Opinion
March 28, 1994
Appeal from the Supreme Court, Kings County (Firetog, J.).
Ordered that the judgment is affirmed.
After a hearing upon remittitur, the Supreme Court concluded that when asking for the jury's verdict on count four of the indictment, the court clerk properly asked for a verdict as to criminal possession of a controlled substance in the third degree, and that the court reporter erroneously recorded in the minutes that the clerk asked for a verdict on the charge of criminal sale of a controlled substance in the third degree. The determination of the Supreme Court is supported by the record of the hearing, and we find no basis for disturbing it. There is therefore no merit to the defendant's contention that the fourth count of the indictment should be dismissed (cf., People v Worthy, 178 A.D.2d 454).
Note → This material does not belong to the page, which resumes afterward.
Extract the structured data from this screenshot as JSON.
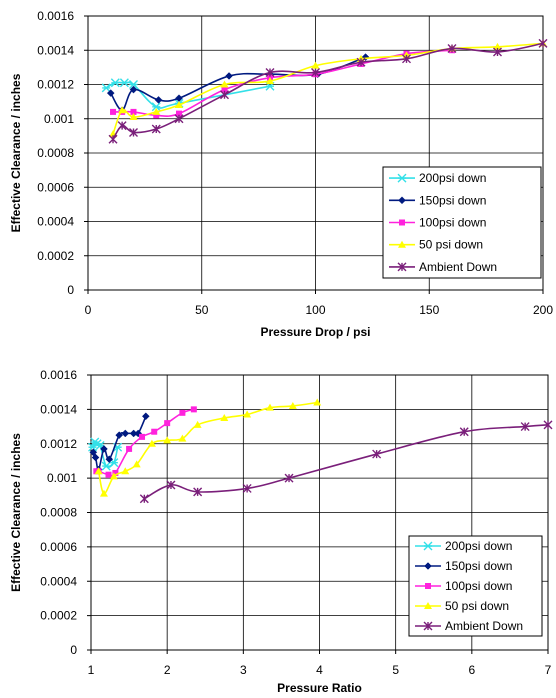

Equally without merit is the defendant's contention that the trial prosecutor violated the trial court's Sandoval ruling. The record indicates that the details of the matter in question were "blurted out by the defendant himself, rather than elicited by specific questions" (People v. Goldring, 169 A.D.2d 638, 639). Under these circumstances, a new trial is not warranted (see, People v. Goldring, supra).
The sentence imposed was not excessive (see, People v. Suitte, 90 A.D.2d 80).
We have reviewed the defendant's remaining contentions, including that raised in his supplemental pro se brief, and find them to be unpreserved for appellate review and, in any event, without merit. Thompson, J.P., Rosenblatt, Miller and Copertino, JJ., concur.